Diduga Ada Korupsi Dalam Penganggaran Proyek Penjarangan Jambu Mete di Flotim 

FlobamoraNews

LARANTUKAFlobamora-news.com – Aliansi Mahasiswa Peduli Rakyat (AMPERA) Flores Timur membeberkan hasil investigasi terkait dugaan korupsi dalam penganggaran Peremajaan,Pemangkasan dan Penjarangan Jambu Mete dalam APBD tahun 2018 yang telah dilaporkan ke Kejati NTT. Demikian disampaikan Ketua AMPERA Flotim Engelbertus Boli Tobin dan Anggota Yeremias Dere Lasan pada Jumad (29/08/2019) di Kupang.

“Telaahan terhadap dokumen risalah sidang rapat gabungan komisi tahun 2017, hasil evaluasi RAPBD tahun 2018 dan dokumen APBD 2018, kami mencium adanya aroma korupsi dalam penganggaran kegiaatan penjarangan mete pada tahapan penyempurnaan hasil evaluasi RAPBD tahun 2018” beber Boli Tobin

Pada tanggal 29 November 2017, Rapat Gabungan Komisi DPRD Flotim membahas anggaran Program Peningkatan Produksi Pertanian/Perkebunan pada Dinas Pertanian Kab. Flores Timur dalam Rancangan APBD Kab. Flores Timur Tahun 2018 mengalami penyesuaian dari Rp. 1.734.310.850 menjadi Rp. 1.583.975.000. Salah satu kegiatan dalam program tersebut yang dibahas yaitu kegiatan Peremajaan, Pemangkasan dan Penjarangan Jambu Mete  senilai Rp. 972.089.500 tidak mendapat persetujuan.
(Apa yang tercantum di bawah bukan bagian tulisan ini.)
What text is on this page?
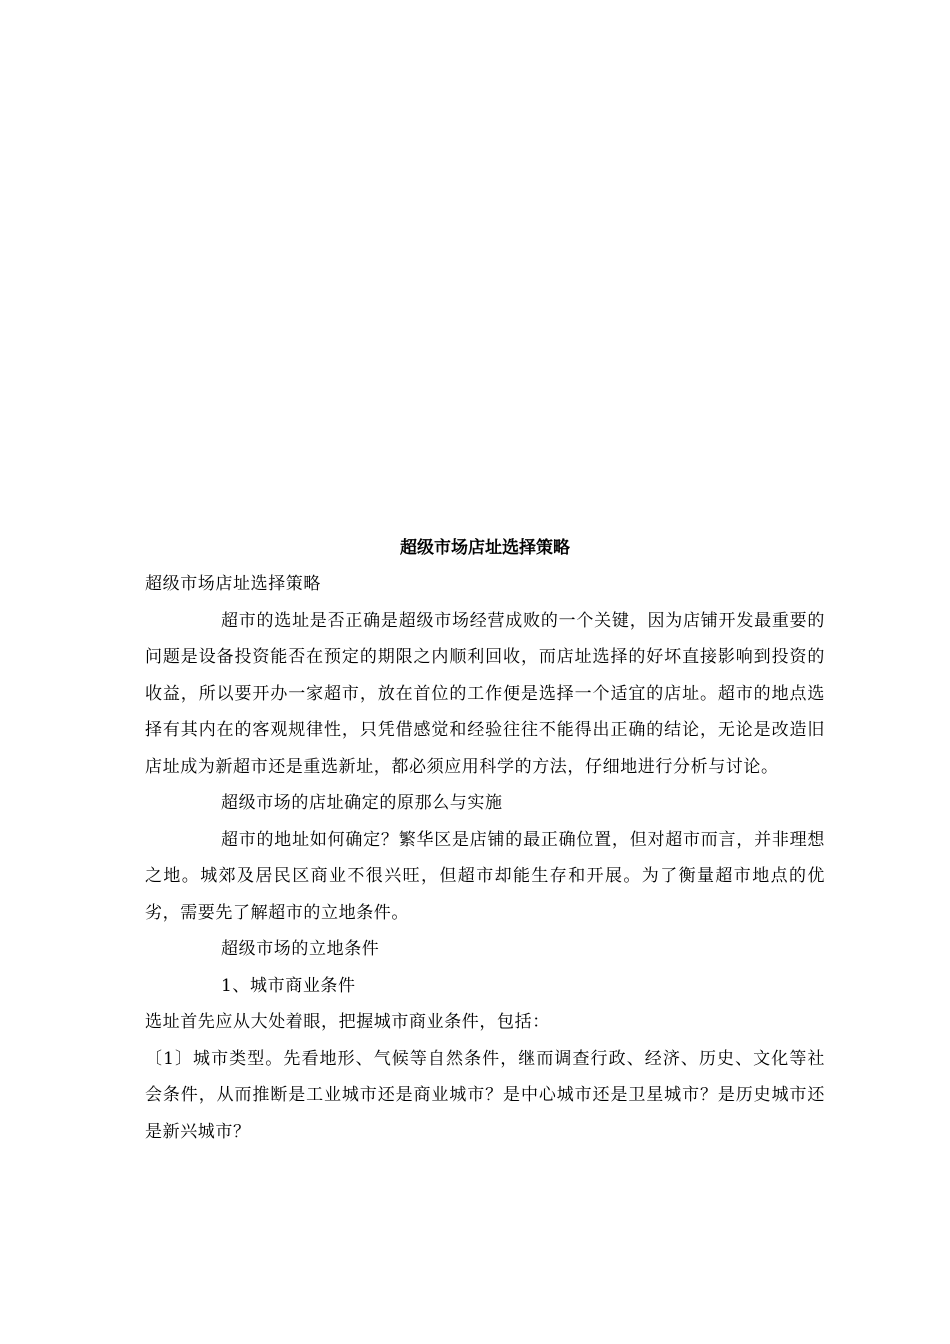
超级市场店址选择策略

超级市场店址选择策略

超市的选址是否正确是超级市场经营成败的一个关键，因为店铺开发最重要的问题是设备投资能否在预定的期限之内顺利回收，而店址选择的好坏直接影响到投资的收益，所以要开办一家超市，放在首位的工作便是选择一个适宜的店址。超市的地点选择有其内在的客观规律性，只凭借感觉和经验往往不能得出正确的结论，无论是改造旧店址成为新超市还是重选新址，都必须应用科学的方法，仔细地进行分析与讨论。

超级市场的店址确定的原那么与实施

超市的地址如何确定？繁华区是店铺的最正确位置，但对超市而言，并非理想之地。城郊及居民区商业不很兴旺，但超市却能生存和开展。为了衡量超市地点的优劣，需要先了解超市的立地条件。

超级市场的立地条件

1、城市商业条件

选址首先应从大处着眼，把握城市商业条件，包括：

〔1〕城市类型。先看地形、气候等自然条件，继而调查行政、经济、历史、文化等社会条件，从而推断是工业城市还是商业城市？是中心城市还是卫星城市？是历史城市还是新兴城市？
Baca Juga :  Presiden Jokowi Tanda Tangani Keppres Amnesti Baiq Nuril

“Pada tahap pembahasan anggaran Dinas Pertanian, anggaran untuk kegiatan penjarangan mete senilai Rp. 972 juta didrop  karena kesalahan perencanaan sebagaimana diakui oleh Kepala Dinas Pertanian Anton Wukak Sogen. Kemudian pada tahap penyerasian tingkat gabungan komisi, persetujuan bersama Rancangan APBD Kab. Flotim Tahun 2018 dan Evaluasi Ranperda APBD Kab. Flores Timur Tahun 2018 ke Gubernur NTT, kegiatan tersebut tidak terakomodir dalam RAPBD Kab. Flotim tahun 2018” urai Boli Tobin

Pada tanggal 22 Desember 2017, Rapat Penyempurnaan Hasil Evaluasi Ranperda APBD  Kab. Flotim Tahun 2018, Badan Anggaran DPRD Kab. Flores Timur dan Tim Anggaran Pemerintah Daerah (TAPD)  Kab. Flotim memasukan kembali Kegiatan Peremajaan, Pemangkasan dan Penjarangan Jambu Mete senilai Rp. 5.590.000.000 dalam APBD Kab. Flores Timur Tahun 2018. Adapun dasar argumentasi yang digunakan oleh Badan Anggaran DPRD Kab. Flores Timur dan TAPD Kab. Flores Timur yakni menindaklanjuti salah satu butir hasil evaluasi Gubernur NTT yang menyarankan peningkatan belanja modal sebesar 23 % pada tahun 2018.